Bad, Bad Kidney

September 30, I will have been on dialysis for two years. The average time spent before transplant is six years. Trivial little facts on the Second Anniversary of Dialysis:

Total Weeks: 104
Total Days: 312
Total Hours: 1,092
Cost per hour average: $1,143.00
Total Cost for two years: $1,248,000 (yes, that is almost one and a quarter MILLION)

In the last two years, I have had four surgeries, multiple doctor visits, 20 drips to unclog my site, bitten by a dog in my dialysis hand once, had my blood pressure crash about 40 times. (This morning, for example - 60 over 40 and still breathing)

Every dialysis day is an event. I call them “Bad Kidney” events. Like, a bad dog. They simply misbehave. Even though they aren’t functioning – those little guys continually act up.
  • First you get poked by two needles – and there is every chance just one of the needles will not work, or will infiltrate, or will hit a nerve. Sometimes, when any of this happens, you have to go home (they charge you anyway for the needles and the prep of the machine) AND you have to come back the next day! AND, this little scenario is all you think about every time you start dialysis. Will it work? Are they using the right needles? Will the flow be sufficient?
  • Then once you start – you have to worry about your blood pressure crashing. Which usually happens towards the end. Alarms go off, they have to add back fluid, and you leave needing to have fluid removed but you wait until the next time.
  • Also, once you start, you have to worry about the blood flow both going into the machine and coming back into your arm. If it is too low or too high, it sets off alarms.
  • Every time the alarm goes off (an average of 9 times for me each session), it intermittently STOPS my dialysis and then restarts and adds that lost time to the total time spent on dialysis.
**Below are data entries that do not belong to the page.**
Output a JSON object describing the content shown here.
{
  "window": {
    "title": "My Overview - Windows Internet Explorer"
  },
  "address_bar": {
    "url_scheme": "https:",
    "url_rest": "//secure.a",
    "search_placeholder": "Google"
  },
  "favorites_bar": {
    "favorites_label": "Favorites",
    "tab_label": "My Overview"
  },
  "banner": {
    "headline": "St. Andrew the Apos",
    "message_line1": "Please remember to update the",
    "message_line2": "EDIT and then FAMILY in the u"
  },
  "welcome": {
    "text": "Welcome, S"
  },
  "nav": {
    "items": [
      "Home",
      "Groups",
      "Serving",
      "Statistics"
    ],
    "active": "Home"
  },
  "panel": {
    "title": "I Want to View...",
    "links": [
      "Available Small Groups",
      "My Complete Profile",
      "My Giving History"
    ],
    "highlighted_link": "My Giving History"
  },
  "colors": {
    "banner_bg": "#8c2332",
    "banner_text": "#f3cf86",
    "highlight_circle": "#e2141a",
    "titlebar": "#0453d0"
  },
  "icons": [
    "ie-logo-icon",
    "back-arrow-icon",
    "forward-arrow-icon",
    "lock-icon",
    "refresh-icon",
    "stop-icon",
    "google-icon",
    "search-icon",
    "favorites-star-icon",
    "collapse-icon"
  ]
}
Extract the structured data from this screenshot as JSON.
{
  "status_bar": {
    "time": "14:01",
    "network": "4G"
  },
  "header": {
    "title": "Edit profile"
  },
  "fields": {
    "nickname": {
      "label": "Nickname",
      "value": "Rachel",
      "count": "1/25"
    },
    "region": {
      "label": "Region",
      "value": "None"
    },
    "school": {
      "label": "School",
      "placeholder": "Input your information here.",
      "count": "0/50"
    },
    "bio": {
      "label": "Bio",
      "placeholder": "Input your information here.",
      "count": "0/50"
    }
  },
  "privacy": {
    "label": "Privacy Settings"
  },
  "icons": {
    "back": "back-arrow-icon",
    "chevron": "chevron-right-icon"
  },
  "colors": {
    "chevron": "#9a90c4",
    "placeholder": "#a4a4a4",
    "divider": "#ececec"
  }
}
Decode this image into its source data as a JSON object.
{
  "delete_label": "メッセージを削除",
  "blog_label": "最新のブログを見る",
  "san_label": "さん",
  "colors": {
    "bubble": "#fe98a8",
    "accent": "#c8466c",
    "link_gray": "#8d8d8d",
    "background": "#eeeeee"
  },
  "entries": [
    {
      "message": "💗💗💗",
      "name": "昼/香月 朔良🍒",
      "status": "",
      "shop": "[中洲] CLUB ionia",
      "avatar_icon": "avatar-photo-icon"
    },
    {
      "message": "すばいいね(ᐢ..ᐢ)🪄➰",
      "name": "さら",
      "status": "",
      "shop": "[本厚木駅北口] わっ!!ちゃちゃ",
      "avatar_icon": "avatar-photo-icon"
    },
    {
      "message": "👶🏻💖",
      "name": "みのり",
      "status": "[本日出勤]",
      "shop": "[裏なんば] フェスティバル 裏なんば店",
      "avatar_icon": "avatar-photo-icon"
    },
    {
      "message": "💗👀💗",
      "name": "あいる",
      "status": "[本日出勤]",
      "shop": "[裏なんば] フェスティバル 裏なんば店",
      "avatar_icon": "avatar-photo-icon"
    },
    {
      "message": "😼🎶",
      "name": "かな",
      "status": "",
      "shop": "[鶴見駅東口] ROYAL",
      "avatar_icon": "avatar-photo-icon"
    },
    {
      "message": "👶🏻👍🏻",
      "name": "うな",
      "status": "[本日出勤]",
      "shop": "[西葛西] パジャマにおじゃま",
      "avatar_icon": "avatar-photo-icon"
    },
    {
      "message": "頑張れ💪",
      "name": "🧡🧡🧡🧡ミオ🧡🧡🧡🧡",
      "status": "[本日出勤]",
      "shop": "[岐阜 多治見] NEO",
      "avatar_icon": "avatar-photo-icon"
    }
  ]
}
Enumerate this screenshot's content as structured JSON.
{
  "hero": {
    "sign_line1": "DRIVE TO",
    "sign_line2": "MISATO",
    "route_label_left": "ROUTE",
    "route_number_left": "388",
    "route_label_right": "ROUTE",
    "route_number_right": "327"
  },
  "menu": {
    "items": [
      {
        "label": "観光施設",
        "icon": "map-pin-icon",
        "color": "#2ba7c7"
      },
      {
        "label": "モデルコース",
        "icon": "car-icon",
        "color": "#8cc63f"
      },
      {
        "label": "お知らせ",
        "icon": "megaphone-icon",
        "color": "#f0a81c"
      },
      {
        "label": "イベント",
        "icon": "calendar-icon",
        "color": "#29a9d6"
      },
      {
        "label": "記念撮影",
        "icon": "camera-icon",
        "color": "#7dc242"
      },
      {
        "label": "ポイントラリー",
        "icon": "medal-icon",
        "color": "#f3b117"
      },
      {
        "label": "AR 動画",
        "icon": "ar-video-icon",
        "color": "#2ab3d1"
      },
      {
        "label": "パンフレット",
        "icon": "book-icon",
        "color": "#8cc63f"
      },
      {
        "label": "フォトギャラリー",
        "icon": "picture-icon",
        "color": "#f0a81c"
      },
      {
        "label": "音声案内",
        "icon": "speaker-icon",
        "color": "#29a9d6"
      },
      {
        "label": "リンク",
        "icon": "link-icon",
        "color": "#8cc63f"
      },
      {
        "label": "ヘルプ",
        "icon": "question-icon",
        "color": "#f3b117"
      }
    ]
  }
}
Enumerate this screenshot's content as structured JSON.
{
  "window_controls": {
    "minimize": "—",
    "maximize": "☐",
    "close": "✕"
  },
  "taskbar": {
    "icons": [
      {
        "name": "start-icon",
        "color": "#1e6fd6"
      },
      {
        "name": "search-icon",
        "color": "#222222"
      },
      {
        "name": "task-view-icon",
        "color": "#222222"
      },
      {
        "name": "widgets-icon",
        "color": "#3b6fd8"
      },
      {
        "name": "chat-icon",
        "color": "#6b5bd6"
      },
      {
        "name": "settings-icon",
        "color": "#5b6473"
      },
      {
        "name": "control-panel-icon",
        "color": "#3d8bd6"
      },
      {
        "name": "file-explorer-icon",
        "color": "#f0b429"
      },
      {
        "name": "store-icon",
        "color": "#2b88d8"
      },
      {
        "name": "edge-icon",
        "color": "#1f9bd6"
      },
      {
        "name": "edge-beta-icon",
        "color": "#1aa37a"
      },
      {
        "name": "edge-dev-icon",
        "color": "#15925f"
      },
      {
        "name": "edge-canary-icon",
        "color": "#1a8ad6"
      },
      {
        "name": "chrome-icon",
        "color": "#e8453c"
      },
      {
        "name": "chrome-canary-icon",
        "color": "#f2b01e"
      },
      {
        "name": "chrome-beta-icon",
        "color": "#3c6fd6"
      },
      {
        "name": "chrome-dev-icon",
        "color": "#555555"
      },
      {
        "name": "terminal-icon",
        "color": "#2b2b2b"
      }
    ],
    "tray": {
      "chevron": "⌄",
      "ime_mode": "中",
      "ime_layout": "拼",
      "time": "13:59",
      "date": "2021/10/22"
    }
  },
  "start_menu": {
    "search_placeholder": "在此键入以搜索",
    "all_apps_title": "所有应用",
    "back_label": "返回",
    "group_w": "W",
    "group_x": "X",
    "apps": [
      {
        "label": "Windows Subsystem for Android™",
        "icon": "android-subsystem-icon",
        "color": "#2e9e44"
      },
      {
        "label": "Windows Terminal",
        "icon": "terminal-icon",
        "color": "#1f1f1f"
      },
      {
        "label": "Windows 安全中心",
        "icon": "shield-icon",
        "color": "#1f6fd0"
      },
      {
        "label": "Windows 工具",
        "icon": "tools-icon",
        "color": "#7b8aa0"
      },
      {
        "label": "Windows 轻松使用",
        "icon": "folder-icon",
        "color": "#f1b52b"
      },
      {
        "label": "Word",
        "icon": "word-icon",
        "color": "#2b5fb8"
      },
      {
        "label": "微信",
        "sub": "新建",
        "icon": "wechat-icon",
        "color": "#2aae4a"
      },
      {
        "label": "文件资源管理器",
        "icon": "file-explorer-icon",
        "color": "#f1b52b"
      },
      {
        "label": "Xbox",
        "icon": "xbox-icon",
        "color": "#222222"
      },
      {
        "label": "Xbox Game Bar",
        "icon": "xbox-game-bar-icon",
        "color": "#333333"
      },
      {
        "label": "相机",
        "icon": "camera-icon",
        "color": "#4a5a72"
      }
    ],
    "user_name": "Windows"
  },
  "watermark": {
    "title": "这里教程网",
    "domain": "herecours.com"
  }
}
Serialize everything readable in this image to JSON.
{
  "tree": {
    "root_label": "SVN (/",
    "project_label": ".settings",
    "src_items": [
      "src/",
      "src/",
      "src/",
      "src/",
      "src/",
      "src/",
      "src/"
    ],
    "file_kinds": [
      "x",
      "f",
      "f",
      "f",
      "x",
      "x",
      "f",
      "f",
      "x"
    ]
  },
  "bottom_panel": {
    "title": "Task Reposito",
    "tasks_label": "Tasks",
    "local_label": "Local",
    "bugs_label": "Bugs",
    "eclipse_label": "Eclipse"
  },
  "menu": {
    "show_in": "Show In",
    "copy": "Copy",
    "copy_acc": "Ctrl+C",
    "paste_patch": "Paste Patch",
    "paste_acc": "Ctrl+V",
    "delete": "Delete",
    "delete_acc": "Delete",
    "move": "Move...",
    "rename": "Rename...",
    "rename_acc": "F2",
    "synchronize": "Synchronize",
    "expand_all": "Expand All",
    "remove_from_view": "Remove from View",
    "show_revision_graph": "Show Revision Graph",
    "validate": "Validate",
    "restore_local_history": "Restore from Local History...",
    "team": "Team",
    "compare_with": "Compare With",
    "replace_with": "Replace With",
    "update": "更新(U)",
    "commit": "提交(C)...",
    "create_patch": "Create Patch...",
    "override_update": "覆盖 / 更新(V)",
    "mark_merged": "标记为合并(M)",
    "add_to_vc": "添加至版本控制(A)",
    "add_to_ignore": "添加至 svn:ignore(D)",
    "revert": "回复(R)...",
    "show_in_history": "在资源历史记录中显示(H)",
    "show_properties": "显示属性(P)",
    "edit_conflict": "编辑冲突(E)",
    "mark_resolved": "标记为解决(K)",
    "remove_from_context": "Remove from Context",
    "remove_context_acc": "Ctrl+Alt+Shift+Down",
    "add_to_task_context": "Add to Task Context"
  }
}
I love the other patients at my dialysis center. You get to know each other, say hi, you run into each other at stores – and more often than not – at restaurants – where there’s lots of forbidden foods loaded in our no-no ingredients (sodium, potassium, phosphorous). And there we sit, eyeballing each other – knowing we are indulging in our favorite foods with sinful delight.

Unfortunately, I’ve noticed an ugly trend at my center –around Christmas. Winter is not kind to dialysis patients – we’re worn down, our immune systems are compromised, we get flu shots – but we still get the flu, or something kind of mundane to healthy people. And then we lose people – usually in droves. Last winter, it was two women who both died from heart problems. And then there was that one young kid, 35, paralyzed from the neck down, who went home from dialysis one day and decided not to come back – he died after only four days of no dialysis. It gives you pause. (My Dad did the same thing – lasting seven days.) We lost them all in one weekend, so that Monday morning, I came in and noticed the three empty chairs immediately. The techs aren't supposed to tell us what happened, but they tell me because I have that open honest face and people tell me their deepest secrets - including what patients died this weekend. Yeesh.

Oh – add the above trivia to the 90 patients my one center has (Spokane has seven centers) and these are the center’s numbers:

Total hourly earnings: (this is what insurance pays, not what they charge) $102,857 (an hour)
Total annual earnings: $56,160,000.

Ever wonder why insurance is so high?

P.S. I'm thinking of creating a second blog - called Bad, Bad Kidney just for journaling - except that I've said in this one post what happens to me every day, 156 days a year.